Nomura Asset Management (AM) aims to at least double its assets under management (AUM) in the Asia region within the next few years.
This is according to Terence Lam, head of distribution for Asia ex-Japan at Nomura AM, who told a media briefing in Hong Kong that the firm hopes to achieve a more equal split between the firm’s retail, wholesale and institutional business in Asia.
As part of the asset manager’s global growth ambitions, Lam laid out the firm’s intentions to increase its presence among retail investors in Hong Kong and build more partnerships with local distributors.
He also revealed that Nomura AM plans to increase its headcount in the city within distribution, client servicing and marketing. The firm chose not to disclose its current AUM in Asia.

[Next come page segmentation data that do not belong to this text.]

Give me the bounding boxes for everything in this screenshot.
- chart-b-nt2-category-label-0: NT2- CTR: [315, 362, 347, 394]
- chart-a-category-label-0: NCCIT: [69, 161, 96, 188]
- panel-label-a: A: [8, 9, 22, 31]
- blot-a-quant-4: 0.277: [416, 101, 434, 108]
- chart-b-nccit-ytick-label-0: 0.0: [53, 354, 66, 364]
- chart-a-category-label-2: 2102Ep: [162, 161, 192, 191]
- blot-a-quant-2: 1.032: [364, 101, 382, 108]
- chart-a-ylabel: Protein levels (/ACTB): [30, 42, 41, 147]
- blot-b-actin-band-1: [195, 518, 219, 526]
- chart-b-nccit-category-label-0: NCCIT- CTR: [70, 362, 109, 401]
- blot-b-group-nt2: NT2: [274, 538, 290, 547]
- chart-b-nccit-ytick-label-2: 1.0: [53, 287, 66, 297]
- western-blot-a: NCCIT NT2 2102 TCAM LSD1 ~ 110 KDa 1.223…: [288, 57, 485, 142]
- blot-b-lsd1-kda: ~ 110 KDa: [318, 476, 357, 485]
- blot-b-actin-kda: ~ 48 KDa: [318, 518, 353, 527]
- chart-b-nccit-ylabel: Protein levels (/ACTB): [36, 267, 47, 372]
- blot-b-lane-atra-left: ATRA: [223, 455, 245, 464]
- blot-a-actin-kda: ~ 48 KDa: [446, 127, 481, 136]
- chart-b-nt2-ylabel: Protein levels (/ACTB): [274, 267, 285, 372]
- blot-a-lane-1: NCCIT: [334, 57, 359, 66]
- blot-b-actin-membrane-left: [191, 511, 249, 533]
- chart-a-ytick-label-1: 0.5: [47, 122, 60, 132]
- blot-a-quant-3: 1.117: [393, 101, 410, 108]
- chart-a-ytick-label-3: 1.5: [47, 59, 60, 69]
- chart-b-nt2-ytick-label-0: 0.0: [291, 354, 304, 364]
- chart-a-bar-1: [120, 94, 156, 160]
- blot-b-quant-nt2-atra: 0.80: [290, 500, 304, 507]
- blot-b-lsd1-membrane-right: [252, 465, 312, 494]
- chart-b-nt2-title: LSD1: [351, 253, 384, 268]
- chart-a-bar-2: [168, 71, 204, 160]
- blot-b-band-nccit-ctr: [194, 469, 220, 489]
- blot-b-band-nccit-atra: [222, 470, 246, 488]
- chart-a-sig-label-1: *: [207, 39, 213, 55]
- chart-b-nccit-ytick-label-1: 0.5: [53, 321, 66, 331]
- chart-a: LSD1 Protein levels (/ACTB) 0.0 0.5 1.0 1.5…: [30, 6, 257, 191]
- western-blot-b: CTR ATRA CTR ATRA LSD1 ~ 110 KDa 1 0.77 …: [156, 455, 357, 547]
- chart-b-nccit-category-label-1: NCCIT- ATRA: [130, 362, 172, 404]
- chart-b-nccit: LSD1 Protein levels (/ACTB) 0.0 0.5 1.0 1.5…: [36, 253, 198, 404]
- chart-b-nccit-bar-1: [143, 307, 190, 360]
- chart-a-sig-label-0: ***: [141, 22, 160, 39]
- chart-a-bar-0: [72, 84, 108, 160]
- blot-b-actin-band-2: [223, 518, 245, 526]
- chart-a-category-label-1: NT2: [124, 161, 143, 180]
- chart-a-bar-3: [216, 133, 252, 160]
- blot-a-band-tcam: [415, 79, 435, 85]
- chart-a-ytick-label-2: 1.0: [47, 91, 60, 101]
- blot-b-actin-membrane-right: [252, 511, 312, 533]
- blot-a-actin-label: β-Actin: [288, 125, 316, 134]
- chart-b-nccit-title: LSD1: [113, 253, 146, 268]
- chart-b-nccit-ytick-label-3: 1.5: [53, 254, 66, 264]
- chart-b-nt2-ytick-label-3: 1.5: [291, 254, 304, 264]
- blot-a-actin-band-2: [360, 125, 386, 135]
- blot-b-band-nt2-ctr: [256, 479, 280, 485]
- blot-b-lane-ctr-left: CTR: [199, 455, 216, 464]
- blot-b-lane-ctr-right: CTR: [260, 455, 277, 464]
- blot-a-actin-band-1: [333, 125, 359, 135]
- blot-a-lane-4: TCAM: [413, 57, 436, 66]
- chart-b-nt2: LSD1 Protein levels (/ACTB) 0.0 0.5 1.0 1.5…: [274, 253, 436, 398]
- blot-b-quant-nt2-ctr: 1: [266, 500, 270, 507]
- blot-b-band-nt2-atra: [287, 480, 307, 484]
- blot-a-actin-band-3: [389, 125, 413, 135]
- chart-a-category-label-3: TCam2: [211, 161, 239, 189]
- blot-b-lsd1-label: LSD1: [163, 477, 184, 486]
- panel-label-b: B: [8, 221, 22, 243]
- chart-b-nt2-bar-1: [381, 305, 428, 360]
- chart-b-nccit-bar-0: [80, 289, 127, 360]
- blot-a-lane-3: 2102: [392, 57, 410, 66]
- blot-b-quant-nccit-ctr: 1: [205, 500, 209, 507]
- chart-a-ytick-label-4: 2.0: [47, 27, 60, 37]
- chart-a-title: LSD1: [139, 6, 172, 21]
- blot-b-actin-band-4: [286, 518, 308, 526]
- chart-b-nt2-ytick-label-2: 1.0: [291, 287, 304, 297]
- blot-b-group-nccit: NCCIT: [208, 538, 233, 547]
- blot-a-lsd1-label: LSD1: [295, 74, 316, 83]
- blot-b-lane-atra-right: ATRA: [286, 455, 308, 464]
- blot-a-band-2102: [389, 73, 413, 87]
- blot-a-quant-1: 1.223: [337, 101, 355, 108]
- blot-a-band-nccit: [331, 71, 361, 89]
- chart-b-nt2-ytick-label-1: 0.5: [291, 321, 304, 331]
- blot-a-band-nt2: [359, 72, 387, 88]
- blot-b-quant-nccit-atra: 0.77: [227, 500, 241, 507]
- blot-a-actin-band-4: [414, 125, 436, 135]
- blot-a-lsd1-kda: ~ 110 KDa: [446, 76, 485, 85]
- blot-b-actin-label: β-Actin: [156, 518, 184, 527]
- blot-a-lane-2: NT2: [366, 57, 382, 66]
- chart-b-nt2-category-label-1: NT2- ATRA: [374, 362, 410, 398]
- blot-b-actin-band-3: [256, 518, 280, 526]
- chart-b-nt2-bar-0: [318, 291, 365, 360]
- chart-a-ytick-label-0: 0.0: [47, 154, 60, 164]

Nomura’s investment management division recently crossed $651bn in AUM globally, according to a statement from the firm in late October.
“I’m confident in our investment capabilities,” Lam said, while also highlighting the need to increase its brand awareness and pointed to the roll out of advertisements throughout the city of Hong Kong.
Nomura AM launched three equity and two fixed income funds in Hong Kong in April this year.
Executives from the firm told FSA in May it plans to launch more Ucits funds for the Hong Kong retail market as part of its growth ambitions.
“Hong Kong is a very important market for us,” said Kenichi Suzuki, head of the global business unit at Nomura AM.